В тот день хоронили не одну Катерину, зарывали и порубленных казаков, в братскую могилу складывали бойцов из партизанского полка, освободившего деревню.

На другой день комиссар отправил в дорогу молодую крестьянку, вызвавшуюся сдать в приют безродную сиротинку Настеньку Коротких.

Для сходки в Густых Соснах не было подходящей избы. Постучались к Луке, но он сказал, что хворает жена и вообще идите, мол, к кому другому... Собрались возле церкви, расселись на траве. Бабы сбились вместе, девки своей стайкой, возле Луки сидели справные хозяева. Деревенская беднота держалась кучкой.

Честных пришел на сходку в кожаной тужурке, пустой рукав заткнул за широкий ремень с револьвером. Когда заговорил о продразверстке, поднялся такой крик, что ничего нельзя было разобрать. Лука пробрался вперед, визгливо выкрикнул:

— Не дозволим грабить! Самим жрать нечего!

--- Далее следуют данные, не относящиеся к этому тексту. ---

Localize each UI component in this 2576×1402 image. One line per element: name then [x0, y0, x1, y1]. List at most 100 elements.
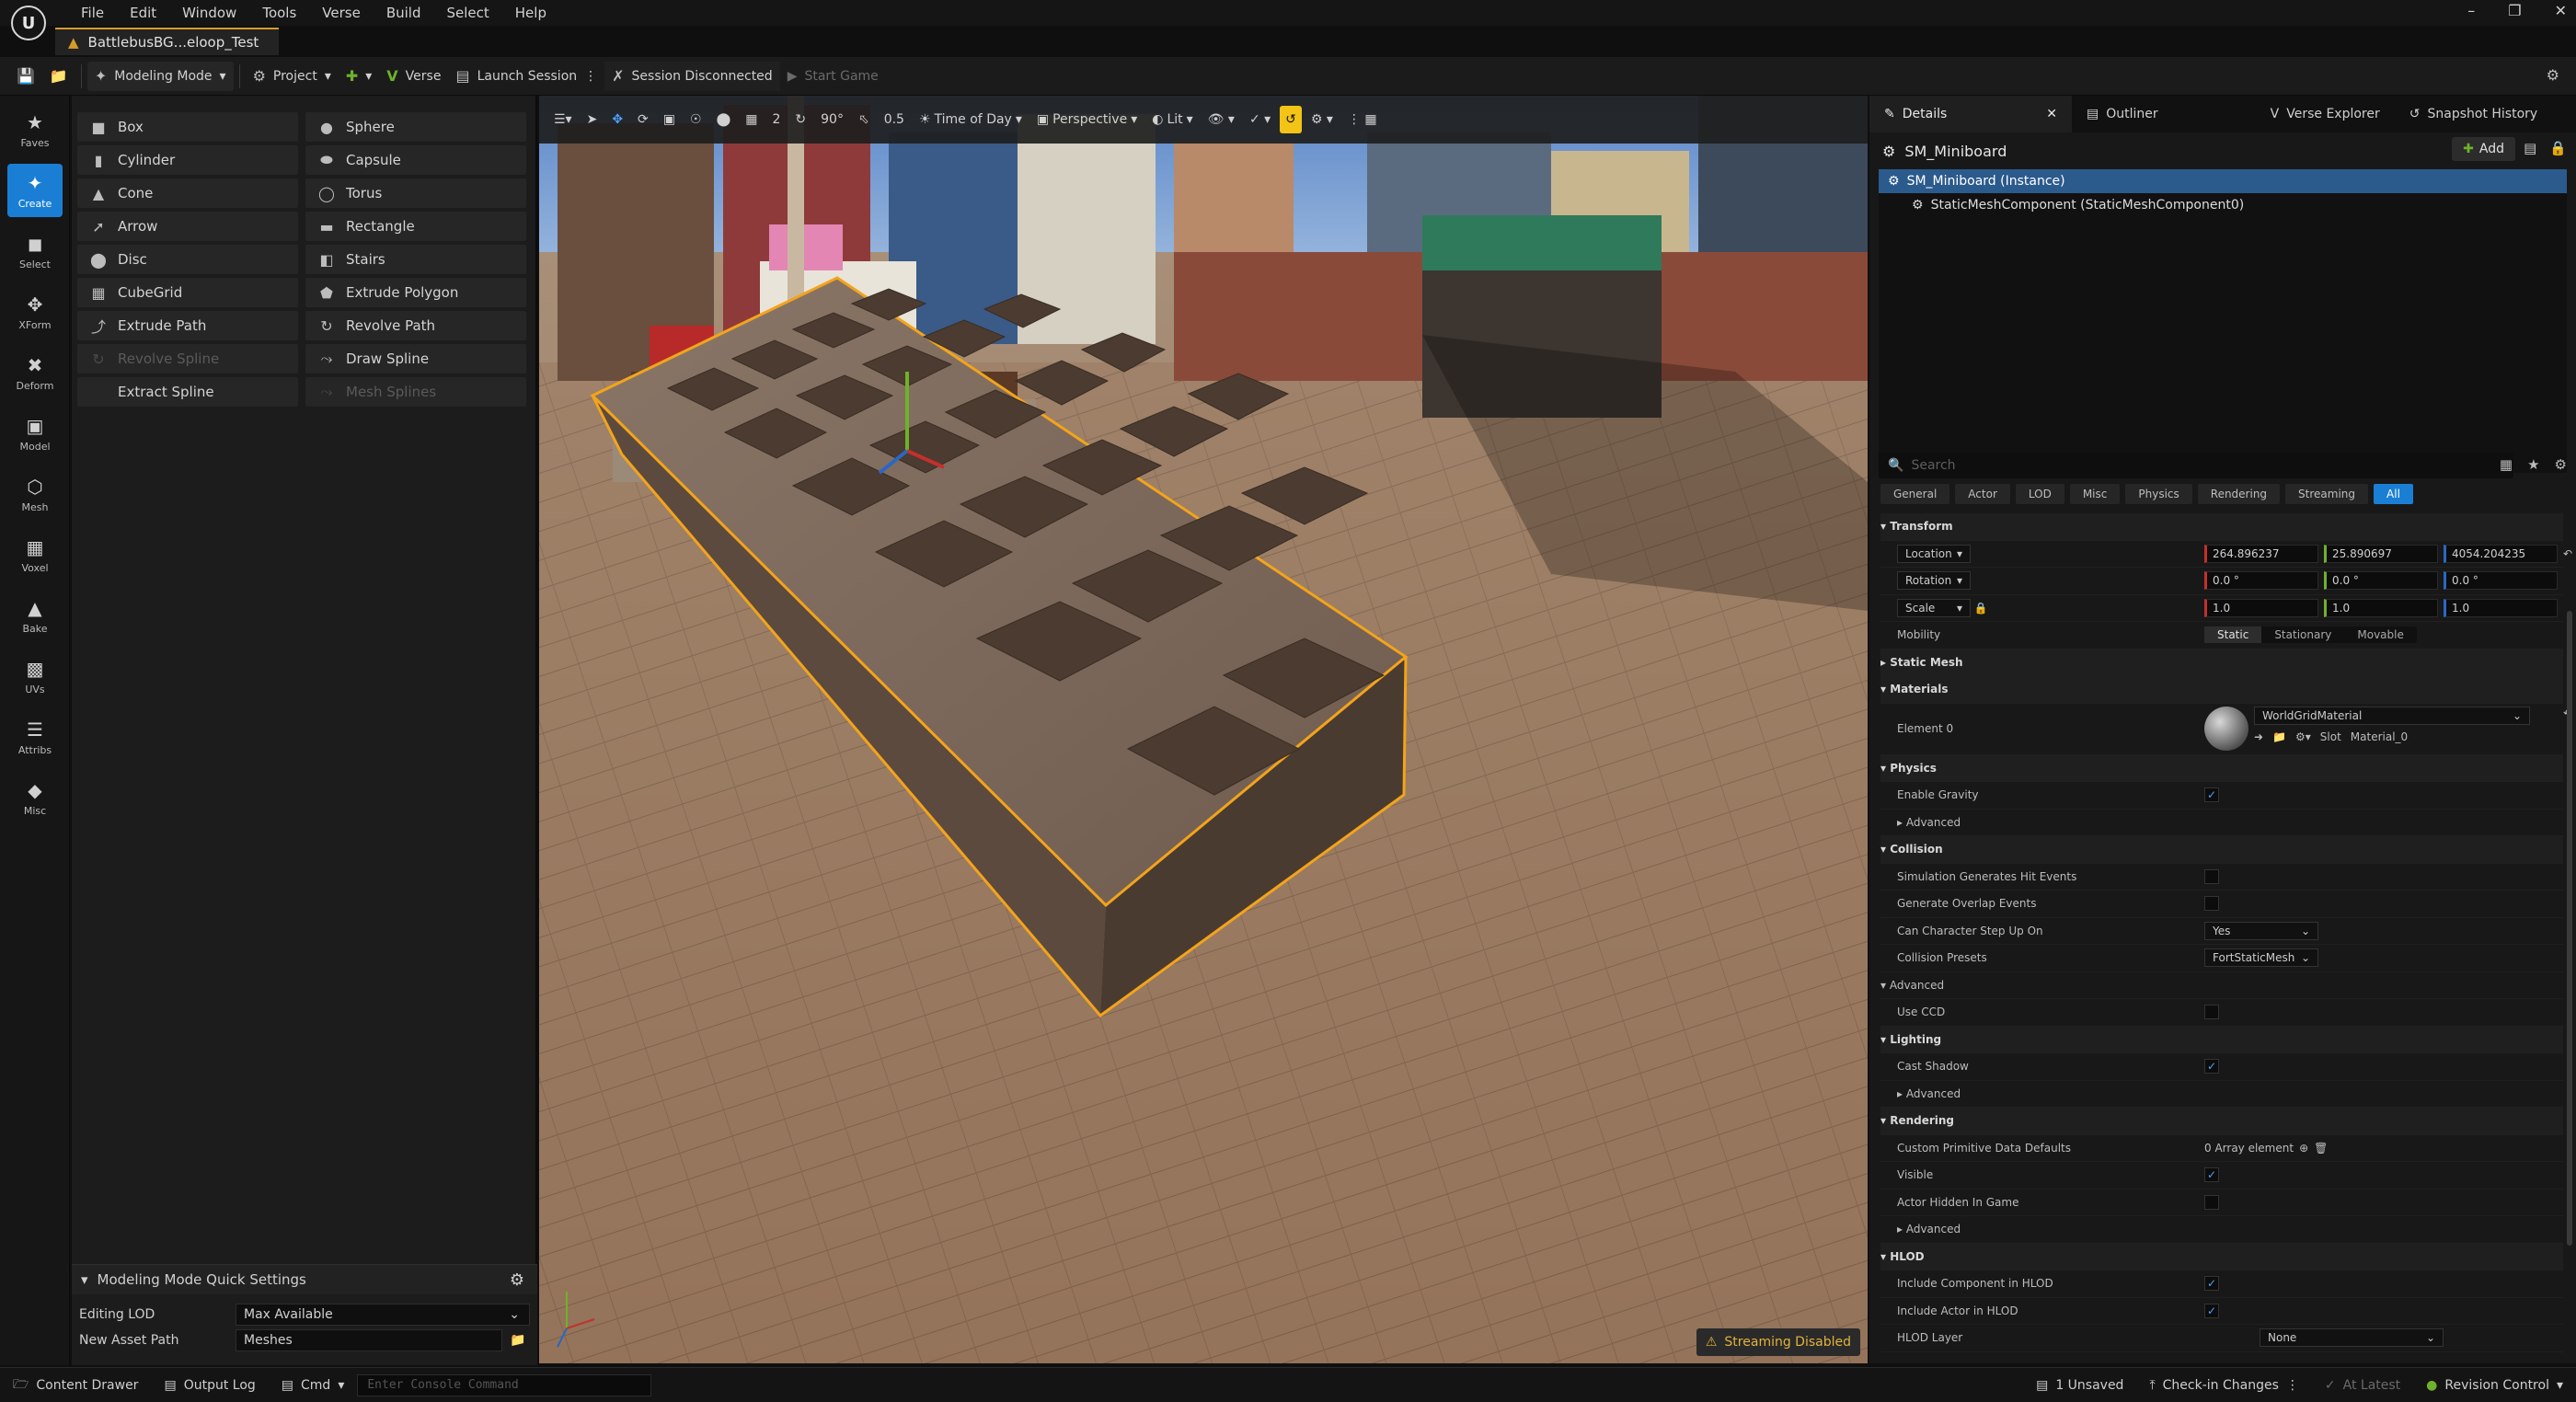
world-space-icon[interactable]: ☉ — [684, 106, 707, 133]
grid-snap-icon[interactable]: ▦ — [740, 106, 763, 133]
filter-all[interactable]: All — [2374, 484, 2413, 504]
tool-mesh-splines-button[interactable]: ⤳ Mesh Splines — [305, 377, 526, 407]
scale-snap-icon[interactable]: ⬁ — [853, 106, 875, 133]
filter-physics[interactable]: Physics — [2125, 484, 2192, 504]
material-dropdown[interactable]: WorldGridMaterial ⌄ — [2254, 707, 2530, 725]
close-icon[interactable]: ✕ — [2046, 107, 2057, 121]
settings-dropdown[interactable]: ⚙ — [2547, 66, 2559, 84]
lock-icon[interactable]: 🔒 — [1974, 602, 1988, 615]
blueprint-icon[interactable]: ▤ — [2524, 140, 2536, 156]
tab-details[interactable]: ✎ Details ✕ — [1869, 96, 2073, 132]
palette-deform[interactable]: ✖ Deform — [7, 346, 63, 399]
show-flags-icon[interactable]: 👁 ▾ — [1202, 106, 1240, 133]
tab-outliner[interactable]: ▤ Outliner — [2072, 96, 2173, 132]
tool-revolve-path-button[interactable]: ↻ Revolve Path — [305, 311, 526, 340]
rotation-y-field[interactable]: 0.0 ° — [2324, 571, 2438, 591]
revision-control-dropdown[interactable]: ● Revision Control ▾ — [2413, 1378, 2576, 1393]
category-rendering[interactable]: ▾ Rendering — [1880, 1108, 2563, 1135]
palette-bake[interactable]: ▲ Bake — [7, 589, 63, 642]
translate-mode-icon[interactable]: ✥ — [606, 106, 628, 133]
folder-icon[interactable]: 📁 — [510, 1333, 525, 1348]
filter-general[interactable]: General — [1880, 484, 1950, 504]
physics-advanced-row[interactable]: ▸ Advanced — [1880, 810, 2563, 836]
tool-box-button[interactable]: ■ Box — [77, 112, 298, 142]
location-x-field[interactable]: 264.896237 — [2204, 544, 2318, 563]
console-command-input[interactable]: Enter Console Command — [357, 1373, 652, 1396]
at-latest-status[interactable]: ✓ At Latest — [2312, 1378, 2413, 1393]
tool-extrude-polygon-button[interactable]: ⬟ Extrude Polygon — [305, 278, 526, 307]
include-component-checkbox[interactable]: ✓ — [2204, 1276, 2219, 1292]
palette-uvs[interactable]: ▩ UVs — [7, 649, 63, 703]
scale-snap-value[interactable]: 0.5 — [879, 106, 910, 133]
rotation-z-field[interactable]: 0.0 ° — [2444, 571, 2558, 591]
cast-shadow-checkbox[interactable]: ✓ — [2204, 1059, 2219, 1074]
realtime-icon[interactable]: ✓ ▾ — [1244, 106, 1276, 133]
menu-verse[interactable]: Verse — [309, 3, 374, 23]
material-thumbnail[interactable] — [2204, 707, 2248, 751]
add-component-button[interactable]: ✚ Add — [2452, 137, 2515, 161]
minimize-icon[interactable]: – — [2467, 2, 2475, 19]
palette-attribs[interactable]: ☰ Attribs — [7, 710, 63, 764]
tool-disc-button[interactable]: ⬤ Disc — [77, 245, 298, 274]
filter-lod[interactable]: LOD — [2015, 484, 2064, 504]
output-log-button[interactable]: ▤ Output Log — [151, 1378, 268, 1393]
browse-button[interactable]: 📁 — [42, 62, 75, 91]
level-viewport[interactable]: ☰▾ ➤ ✥ ⟳ ▣ ☉ ⬤ ▦ 2 ↻ 90° ⬁ 0.5 ☀ Time of… — [539, 96, 1868, 1363]
modeling-mode-dropdown[interactable]: ✦ Modeling Mode ▾ — [86, 61, 234, 91]
time-of-day-dropdown[interactable]: ☀ Time of Day ▾ — [914, 106, 1028, 133]
category-hlod[interactable]: ▾ HLOD — [1880, 1243, 2563, 1270]
launch-session-button[interactable]: ▤ Launch Session ⋮ — [448, 62, 604, 91]
tool-stairs-button[interactable]: ◧ Stairs — [305, 245, 526, 274]
check-in-button[interactable]: ⤒ Check-in Changes ⋮ — [2136, 1378, 2311, 1393]
viewport-options-icon[interactable]: ☰▾ — [548, 106, 578, 133]
mobility-movable[interactable]: Movable — [2344, 626, 2416, 643]
filter-actor[interactable]: Actor — [1955, 484, 2010, 504]
tab-snapshot-history[interactable]: ↺ Snapshot History — [2395, 96, 2552, 132]
grid-value[interactable]: 2 — [766, 106, 786, 133]
hidden-in-game-checkbox[interactable] — [2204, 1194, 2219, 1210]
start-game-button[interactable]: ▶ Start Game — [780, 62, 886, 91]
details-search-input[interactable]: 🔍 Search — [1879, 453, 2513, 478]
table-view-icon[interactable]: ▦ — [2500, 456, 2513, 473]
filter-streaming[interactable]: Streaming — [2285, 484, 2369, 504]
lighting-advanced-row[interactable]: ▸ Advanced — [1880, 1081, 2563, 1108]
menu-edit[interactable]: Edit — [117, 3, 169, 23]
menu-build[interactable]: Build — [374, 3, 434, 23]
category-collision[interactable]: ▾ Collision — [1880, 836, 2563, 864]
tool-rectangle-button[interactable]: ▬ Rectangle — [305, 212, 526, 241]
enable-gravity-checkbox[interactable]: ✓ — [2204, 787, 2219, 803]
tab-verse-explorer[interactable]: V Verse Explorer — [2256, 96, 2395, 132]
verse-button[interactable]: V Verse — [379, 62, 448, 91]
angle-value[interactable]: 90° — [815, 106, 849, 133]
use-ccd-checkbox[interactable] — [2204, 1005, 2219, 1020]
tree-row-instance[interactable]: ⚙ SM_Miniboard (Instance) — [1879, 169, 2567, 193]
restore-icon[interactable]: ❐ — [2508, 2, 2521, 19]
overlap-checkbox[interactable] — [2204, 896, 2219, 912]
tool-torus-button[interactable]: ◯ Torus — [305, 178, 526, 208]
gear-icon[interactable]: ⚙ — [2555, 456, 2567, 473]
category-static-mesh[interactable]: ▸ Static Mesh — [1880, 649, 2563, 676]
rotate-mode-icon[interactable]: ⟳ — [632, 106, 654, 133]
content-drawer-button[interactable]: 🗁 Content Drawer — [0, 1374, 151, 1396]
filter-misc[interactable]: Misc — [2069, 484, 2121, 504]
palette-faves[interactable]: ★ Faves — [7, 103, 63, 156]
palette-mesh[interactable]: ⬡ Mesh — [7, 467, 63, 521]
mobility-stationary[interactable]: Stationary — [2261, 626, 2344, 643]
menu-tools[interactable]: Tools — [249, 3, 309, 23]
angle-snap-icon[interactable]: ↻ — [789, 106, 811, 133]
select-mode-icon[interactable]: ➤ — [581, 106, 604, 133]
collision-presets-dropdown[interactable]: FortStaticMesh ⌄ — [2204, 948, 2318, 968]
menu-help[interactable]: Help — [502, 3, 559, 23]
rotation-x-field[interactable]: 0.0 ° — [2204, 571, 2318, 591]
tool-capsule-button[interactable]: ⬬ Capsule — [305, 145, 526, 175]
use-selected-icon[interactable]: 📁 — [2272, 730, 2286, 743]
close-icon[interactable]: ✕ — [2555, 2, 2567, 19]
session-status[interactable]: ✗ Session Disconnected — [604, 61, 780, 91]
material-options-icon[interactable]: ⚙▾ — [2295, 730, 2311, 743]
save-button[interactable]: 💾 — [0, 62, 42, 91]
tool-extrude-path-button[interactable]: ⤴ Extrude Path — [77, 311, 298, 340]
rotation-dropdown[interactable]: Rotation ▾ — [1897, 571, 1971, 591]
category-materials[interactable]: ▾ Materials — [1880, 676, 2563, 704]
tool-sphere-button[interactable]: ● Sphere — [305, 112, 526, 142]
scale-z-field[interactable]: 1.0 — [2444, 598, 2558, 617]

— Граждане-товарищи! — старался перекричать шум Честных. — На фронте наши сыновья и братья бьются с врагом за хорошую жизнь, за свободу!

— Подавись ты своей свободой!

— С голодухи посинели!

— Остатнюю руку тебе отломим!

— Мужики воюют, всему хозяйству крах.

— Кулаки хлеб зажимают!

— Попрятали хлебушко! В землю позарывали!

— По дворам надо идти, по амбарам шарить!

— Граждане-товарищи! — спокойно говорил Честных. — Не нашего ума дело отменять законы Советской власти. Завтра надо отправить в город обоз с хлебом.

— Нету больше твоей Советской власти! — заревел Лука. — Теперя у нас свободная Дальневосточная республика. Долой советскую продразверстку!

— Верно, граждане-товарищи, — сказал Честных. — У нас объявлена Дальневосточная республика...

— А где Советы?

— За что воевали, кровь рекой лили?

— Удрала ваша советская власть! Теперь наша сила! — кричал тощий мужичонка в драной рубахе — Андрей Сидоров. По виду никто не сказал бы, что он один из самых зажиточных в деревне.

— Нет, граждане-товарищи, советская власть не удрала. Эта самая ДВР временная, чтобы не было войны с Японией. А в республике своя народно-революционная армия, крепкая сила. Продразверстку собираем для армии, для голодающих рабочих...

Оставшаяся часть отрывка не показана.